We Asked Women Leaders in the I-TECH Network: What Inspired Your Career?

The International Training and Education Center for Health (I-TECH) has a broad network of talented faculty and staff across the globe. We are particularly lucky to benefit from the knowledge, passion, and dedication of many women within our network leadership — both in our country offices and independent partner offices. We recently had the chance to ask just a few of the women leaders in our network, “What drew you to a career in public health?” The answers were as varied as they were inspiring.

Nadine Abiola, PhD, MS
Country Director, I-TECH Côte d’Ivoire

I am French native, with strong Cameroonian roots. I came from a Christian Presbyterian family. My father was the first medical pediatrician of Cameroon, and my mother was a nurse. I grew up with a culture and education of compassion, acceptance, and resilience. My parents were always trying to provide, with very little, a maximum of education and treatment for all.

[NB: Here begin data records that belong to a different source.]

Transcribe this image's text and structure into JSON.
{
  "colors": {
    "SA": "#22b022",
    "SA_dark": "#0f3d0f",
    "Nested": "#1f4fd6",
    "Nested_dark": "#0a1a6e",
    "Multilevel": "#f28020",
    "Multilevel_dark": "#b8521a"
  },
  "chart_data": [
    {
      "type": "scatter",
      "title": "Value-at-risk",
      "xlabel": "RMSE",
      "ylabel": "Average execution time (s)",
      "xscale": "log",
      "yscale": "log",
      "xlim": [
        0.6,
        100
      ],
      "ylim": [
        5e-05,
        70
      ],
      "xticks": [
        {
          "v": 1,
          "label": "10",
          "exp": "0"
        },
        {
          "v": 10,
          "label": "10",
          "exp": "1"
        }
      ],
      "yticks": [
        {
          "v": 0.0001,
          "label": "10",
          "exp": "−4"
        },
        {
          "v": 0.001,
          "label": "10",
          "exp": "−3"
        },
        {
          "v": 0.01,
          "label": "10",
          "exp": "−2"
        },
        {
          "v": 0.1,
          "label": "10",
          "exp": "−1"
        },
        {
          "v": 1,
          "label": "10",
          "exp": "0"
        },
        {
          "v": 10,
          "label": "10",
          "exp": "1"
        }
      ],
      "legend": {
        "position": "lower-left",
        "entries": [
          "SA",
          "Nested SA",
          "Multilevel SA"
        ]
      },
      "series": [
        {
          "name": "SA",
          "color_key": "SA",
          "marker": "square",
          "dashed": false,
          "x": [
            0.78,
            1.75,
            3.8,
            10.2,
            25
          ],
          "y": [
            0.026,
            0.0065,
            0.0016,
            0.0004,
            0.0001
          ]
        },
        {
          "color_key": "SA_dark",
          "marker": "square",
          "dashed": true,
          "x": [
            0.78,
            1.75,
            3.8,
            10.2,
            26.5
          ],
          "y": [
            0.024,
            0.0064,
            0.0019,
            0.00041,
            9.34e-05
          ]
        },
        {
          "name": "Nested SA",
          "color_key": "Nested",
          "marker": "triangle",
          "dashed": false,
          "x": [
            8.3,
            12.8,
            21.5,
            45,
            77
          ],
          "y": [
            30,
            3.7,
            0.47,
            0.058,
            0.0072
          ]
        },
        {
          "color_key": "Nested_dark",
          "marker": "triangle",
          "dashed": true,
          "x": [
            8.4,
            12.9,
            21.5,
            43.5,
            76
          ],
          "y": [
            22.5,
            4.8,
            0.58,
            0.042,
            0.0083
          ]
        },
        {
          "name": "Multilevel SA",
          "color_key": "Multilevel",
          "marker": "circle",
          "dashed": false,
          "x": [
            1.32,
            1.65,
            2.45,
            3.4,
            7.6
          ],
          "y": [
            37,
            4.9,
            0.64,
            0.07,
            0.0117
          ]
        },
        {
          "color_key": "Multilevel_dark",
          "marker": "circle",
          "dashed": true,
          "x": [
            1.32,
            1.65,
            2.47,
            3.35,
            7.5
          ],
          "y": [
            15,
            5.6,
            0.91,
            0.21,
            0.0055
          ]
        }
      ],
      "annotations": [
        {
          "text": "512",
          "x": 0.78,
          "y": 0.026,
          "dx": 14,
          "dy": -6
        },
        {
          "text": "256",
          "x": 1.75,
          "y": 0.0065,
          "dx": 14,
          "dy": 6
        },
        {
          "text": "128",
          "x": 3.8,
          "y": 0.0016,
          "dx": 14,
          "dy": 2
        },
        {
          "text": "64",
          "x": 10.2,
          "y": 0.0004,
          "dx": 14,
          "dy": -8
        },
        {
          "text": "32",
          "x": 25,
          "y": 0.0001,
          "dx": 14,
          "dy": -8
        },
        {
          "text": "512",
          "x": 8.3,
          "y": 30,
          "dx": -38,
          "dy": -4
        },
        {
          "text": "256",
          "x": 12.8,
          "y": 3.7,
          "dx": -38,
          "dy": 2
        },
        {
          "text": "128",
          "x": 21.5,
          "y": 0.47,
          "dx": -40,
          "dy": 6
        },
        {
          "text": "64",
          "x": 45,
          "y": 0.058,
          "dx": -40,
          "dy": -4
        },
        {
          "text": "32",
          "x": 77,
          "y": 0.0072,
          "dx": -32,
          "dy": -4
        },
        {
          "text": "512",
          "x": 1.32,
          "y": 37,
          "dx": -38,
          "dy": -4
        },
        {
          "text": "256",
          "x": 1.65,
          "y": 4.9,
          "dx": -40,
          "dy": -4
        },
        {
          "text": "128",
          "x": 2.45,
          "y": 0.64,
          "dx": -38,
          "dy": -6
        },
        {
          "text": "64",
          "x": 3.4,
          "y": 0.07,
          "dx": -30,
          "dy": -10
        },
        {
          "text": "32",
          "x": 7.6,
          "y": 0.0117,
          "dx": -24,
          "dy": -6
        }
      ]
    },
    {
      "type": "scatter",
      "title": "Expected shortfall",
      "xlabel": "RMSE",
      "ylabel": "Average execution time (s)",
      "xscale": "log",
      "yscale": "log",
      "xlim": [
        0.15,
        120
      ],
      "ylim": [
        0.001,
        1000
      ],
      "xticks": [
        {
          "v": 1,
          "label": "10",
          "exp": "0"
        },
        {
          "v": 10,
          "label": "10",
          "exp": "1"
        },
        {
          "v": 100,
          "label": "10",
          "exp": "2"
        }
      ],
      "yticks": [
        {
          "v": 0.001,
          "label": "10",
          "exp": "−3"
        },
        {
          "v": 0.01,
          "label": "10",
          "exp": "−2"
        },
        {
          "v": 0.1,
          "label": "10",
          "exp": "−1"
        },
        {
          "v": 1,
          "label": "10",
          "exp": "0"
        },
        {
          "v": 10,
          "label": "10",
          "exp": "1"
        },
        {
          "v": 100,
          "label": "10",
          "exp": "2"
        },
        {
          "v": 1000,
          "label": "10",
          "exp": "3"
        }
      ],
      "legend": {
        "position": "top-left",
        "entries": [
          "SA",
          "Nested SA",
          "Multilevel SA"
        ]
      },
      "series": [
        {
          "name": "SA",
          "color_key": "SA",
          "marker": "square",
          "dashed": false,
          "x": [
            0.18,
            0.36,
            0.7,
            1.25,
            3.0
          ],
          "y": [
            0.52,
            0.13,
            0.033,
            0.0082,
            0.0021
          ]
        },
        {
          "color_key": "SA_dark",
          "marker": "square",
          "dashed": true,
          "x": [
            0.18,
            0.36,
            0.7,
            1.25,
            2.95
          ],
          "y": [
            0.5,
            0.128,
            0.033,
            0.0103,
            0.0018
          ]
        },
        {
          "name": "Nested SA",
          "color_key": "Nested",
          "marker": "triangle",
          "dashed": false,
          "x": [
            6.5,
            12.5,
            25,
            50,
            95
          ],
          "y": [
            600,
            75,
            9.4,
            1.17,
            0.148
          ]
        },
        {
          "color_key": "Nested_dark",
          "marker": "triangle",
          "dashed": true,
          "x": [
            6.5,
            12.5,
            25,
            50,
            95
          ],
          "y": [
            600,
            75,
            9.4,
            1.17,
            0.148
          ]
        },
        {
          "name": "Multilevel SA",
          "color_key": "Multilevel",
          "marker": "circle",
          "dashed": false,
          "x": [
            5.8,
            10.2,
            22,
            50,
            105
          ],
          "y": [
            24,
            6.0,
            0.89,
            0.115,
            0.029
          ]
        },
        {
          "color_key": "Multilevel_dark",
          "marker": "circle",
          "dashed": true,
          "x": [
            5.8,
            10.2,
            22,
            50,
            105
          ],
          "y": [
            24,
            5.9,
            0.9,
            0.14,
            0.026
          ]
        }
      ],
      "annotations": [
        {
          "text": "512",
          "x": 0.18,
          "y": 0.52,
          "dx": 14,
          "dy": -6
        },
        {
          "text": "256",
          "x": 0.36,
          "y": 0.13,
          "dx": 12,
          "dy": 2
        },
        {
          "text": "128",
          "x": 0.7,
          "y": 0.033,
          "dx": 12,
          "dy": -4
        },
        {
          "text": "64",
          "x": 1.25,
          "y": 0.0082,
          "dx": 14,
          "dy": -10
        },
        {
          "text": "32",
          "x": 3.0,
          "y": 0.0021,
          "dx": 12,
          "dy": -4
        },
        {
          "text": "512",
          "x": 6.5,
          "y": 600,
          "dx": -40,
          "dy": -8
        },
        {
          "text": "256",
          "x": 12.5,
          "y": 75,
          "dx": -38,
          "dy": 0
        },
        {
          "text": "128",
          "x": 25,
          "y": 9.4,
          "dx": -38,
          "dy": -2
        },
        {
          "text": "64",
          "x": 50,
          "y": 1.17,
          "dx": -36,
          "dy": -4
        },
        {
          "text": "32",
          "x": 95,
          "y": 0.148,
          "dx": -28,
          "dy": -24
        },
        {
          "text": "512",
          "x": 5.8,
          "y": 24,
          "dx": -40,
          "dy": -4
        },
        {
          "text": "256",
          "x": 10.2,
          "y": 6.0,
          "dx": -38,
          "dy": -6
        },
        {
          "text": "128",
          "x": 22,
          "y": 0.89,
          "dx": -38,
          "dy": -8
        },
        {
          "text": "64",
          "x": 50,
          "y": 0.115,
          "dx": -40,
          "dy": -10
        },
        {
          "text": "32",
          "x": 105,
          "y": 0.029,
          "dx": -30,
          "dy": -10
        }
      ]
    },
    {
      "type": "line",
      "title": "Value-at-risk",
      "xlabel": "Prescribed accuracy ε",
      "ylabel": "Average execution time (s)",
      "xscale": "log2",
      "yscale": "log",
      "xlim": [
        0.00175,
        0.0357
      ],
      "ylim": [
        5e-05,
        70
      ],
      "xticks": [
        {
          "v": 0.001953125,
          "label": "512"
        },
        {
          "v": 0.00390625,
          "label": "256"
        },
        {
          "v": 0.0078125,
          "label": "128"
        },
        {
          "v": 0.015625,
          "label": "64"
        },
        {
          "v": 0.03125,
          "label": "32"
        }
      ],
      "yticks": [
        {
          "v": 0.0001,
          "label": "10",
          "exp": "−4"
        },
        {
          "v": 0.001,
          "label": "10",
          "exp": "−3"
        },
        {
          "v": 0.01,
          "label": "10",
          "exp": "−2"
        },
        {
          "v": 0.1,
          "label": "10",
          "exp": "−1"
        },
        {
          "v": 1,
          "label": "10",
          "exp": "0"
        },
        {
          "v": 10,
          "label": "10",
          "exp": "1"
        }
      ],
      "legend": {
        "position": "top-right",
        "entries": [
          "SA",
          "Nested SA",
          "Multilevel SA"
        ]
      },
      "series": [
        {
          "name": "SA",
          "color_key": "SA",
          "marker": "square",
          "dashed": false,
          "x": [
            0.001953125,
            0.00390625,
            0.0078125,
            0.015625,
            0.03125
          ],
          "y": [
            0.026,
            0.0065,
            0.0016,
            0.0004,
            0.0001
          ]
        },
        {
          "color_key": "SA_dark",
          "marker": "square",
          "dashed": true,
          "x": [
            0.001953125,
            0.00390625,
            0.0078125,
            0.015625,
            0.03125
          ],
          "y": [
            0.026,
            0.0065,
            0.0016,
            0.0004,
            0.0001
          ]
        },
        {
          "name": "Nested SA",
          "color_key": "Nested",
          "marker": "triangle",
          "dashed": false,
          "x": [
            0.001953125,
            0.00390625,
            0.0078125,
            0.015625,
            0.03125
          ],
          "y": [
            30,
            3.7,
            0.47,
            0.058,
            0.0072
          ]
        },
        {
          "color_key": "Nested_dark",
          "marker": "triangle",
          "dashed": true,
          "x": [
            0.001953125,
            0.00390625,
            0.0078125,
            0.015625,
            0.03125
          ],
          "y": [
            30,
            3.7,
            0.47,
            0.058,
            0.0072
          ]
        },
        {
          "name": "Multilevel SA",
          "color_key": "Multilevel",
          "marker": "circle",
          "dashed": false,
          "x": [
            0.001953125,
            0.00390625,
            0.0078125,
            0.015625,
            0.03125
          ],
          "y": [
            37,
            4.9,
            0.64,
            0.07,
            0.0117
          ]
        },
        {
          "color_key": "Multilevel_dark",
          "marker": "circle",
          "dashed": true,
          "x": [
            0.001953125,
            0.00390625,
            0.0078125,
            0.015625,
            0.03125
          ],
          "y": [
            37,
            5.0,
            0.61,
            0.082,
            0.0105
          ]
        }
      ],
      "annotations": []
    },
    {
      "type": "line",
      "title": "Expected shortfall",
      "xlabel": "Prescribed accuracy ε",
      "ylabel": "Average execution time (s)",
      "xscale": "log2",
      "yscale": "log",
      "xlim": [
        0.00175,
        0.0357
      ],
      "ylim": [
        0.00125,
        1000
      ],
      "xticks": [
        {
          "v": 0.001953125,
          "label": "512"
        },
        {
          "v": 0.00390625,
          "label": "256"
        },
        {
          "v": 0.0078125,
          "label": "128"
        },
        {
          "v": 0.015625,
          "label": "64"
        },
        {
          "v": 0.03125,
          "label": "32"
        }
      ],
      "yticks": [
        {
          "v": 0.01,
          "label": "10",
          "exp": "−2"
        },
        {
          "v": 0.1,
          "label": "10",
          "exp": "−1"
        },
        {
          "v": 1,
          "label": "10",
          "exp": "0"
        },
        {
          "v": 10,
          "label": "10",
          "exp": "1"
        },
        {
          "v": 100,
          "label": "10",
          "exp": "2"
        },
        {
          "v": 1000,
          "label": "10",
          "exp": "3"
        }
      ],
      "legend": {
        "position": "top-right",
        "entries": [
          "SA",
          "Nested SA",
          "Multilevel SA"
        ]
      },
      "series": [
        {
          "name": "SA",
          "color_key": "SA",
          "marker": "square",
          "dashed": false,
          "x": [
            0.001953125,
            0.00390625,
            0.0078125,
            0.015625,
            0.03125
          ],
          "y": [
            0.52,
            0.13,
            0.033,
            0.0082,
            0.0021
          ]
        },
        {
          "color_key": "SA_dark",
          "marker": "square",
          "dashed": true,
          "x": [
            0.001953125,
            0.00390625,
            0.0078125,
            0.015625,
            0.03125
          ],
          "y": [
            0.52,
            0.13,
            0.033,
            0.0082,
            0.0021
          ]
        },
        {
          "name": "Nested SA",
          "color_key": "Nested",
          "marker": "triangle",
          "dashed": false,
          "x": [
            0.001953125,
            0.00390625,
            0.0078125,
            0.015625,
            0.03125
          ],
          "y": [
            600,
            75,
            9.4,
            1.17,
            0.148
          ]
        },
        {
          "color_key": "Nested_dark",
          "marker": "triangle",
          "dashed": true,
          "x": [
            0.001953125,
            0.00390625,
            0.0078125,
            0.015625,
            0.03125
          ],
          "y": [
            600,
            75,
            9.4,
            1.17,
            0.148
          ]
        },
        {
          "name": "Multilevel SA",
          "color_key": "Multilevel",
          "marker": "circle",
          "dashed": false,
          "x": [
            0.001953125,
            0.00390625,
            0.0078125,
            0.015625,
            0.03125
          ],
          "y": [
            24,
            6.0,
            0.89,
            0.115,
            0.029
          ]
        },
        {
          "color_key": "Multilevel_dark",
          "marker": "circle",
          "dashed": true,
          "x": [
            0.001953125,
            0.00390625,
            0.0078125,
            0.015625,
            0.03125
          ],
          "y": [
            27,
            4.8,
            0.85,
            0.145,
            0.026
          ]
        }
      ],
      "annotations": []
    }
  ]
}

My life as a toddler existed inside several outbreaks that affected children (cholera, kwashiorkor, meningitis, rubeola, polio). Observing my father treating more than 60 babies and children per day, with a great faith in God, undeniably inspired my career in public health.

Naturally, I chose to be pharmacist and medical biologist. I like the challenges–being on the front lines in Haiti, DR Congo, Tunisia, or Côte d’Ivoire in the battle against AIDS or Ebola is my passion.

Pamela Collins, MD, MPH
I-TECH Executive Director

When I entered medical school, I was drawn to psychiatry. I was also intrigued by the possibilities of preventive medicine and the challenge of problems that could not be solved in a doctor’s office.

Although I did not really know what the field of public health entailed, I was fascinated by the broad concept of culture and how culture, as well as social and political context, could support health or curtail help-seeking; how societies could systematically deny quality health care or adequate income and education to some groups—all of which affected health and wellbeing. I liked the idea that responses to these problems could benefit an entire population.

By the time I was a resident, I’d had some important experiences that confirmed my desire to study public health. In one example I sat with a group of South African nurses who were discussing how they might approach HIV prevention with their patients. They described cultural differences as tremendous barriers. They talked about how the threat of conflict with a spouse, or loss of a relationship, could influence health behavior and thus risk of disease. I listened to them, and I began to appreciate the complexity that public health must embrace in order to achieve its aims. That conversation led me to a public health research career with a central focus on HIV and mental health.

Natalie Irving-Mattocks, MBA
Executive Director, Caribbean Training and Education Center for Health (C-TECH)

About 17 years ago, a close relative of mine died of AIDS at the age of 24. She was a commercial sex worker in her community. After she was diagnosed with HIV, the health care workers in the community disclosed her status to her family members, and it quickly spread in the community that she was HIV positive. She continued to hide her status, which prevented her from accessing care and taking her medication. Her health deteriorated rapidly, and she later died of AIDS. I was very hurt by the way she was treated by her own family members as well as members in the community. Her story inspired me to start looking for opportunities to help the sick, particularly those with HIV.

I applied for my first job in public health, HIV prevention, care, and treatment in 2006. My plan has always been to support those who are most vulnerable, as well as those who have suffered because of stigma and discrimination. What drives me every day is my passion to see those women, children, men who have sex with men, as well as other members of the key population groups receive comprehensive, equitable, and quality health care. No one should be left behind because of their gender, sexual orientation, profession, or social status.

Anna Shapoval, MIR, MPA
Country Representative, I-TECH Ukraine

Back in 1996, I was in my second year at the School of International Affairs in Kyiv. I found myself surrounded by predominantly business-minded/profit-focused classmates. I majored in social policy studies and, soon, realized that I want to devote my life to something more meaningful than money-making.

That year, I volunteered for the Harm Reduction Program at Soros Foundation and, eventually, got hired. The program supported initial few harm reduction sites in country, where no antiretroviral therapy (ART) was available, and people with HIV were dying daily.

Back then, my life-long passion for social justice and public health started along with my professional career. This passion drives me to date.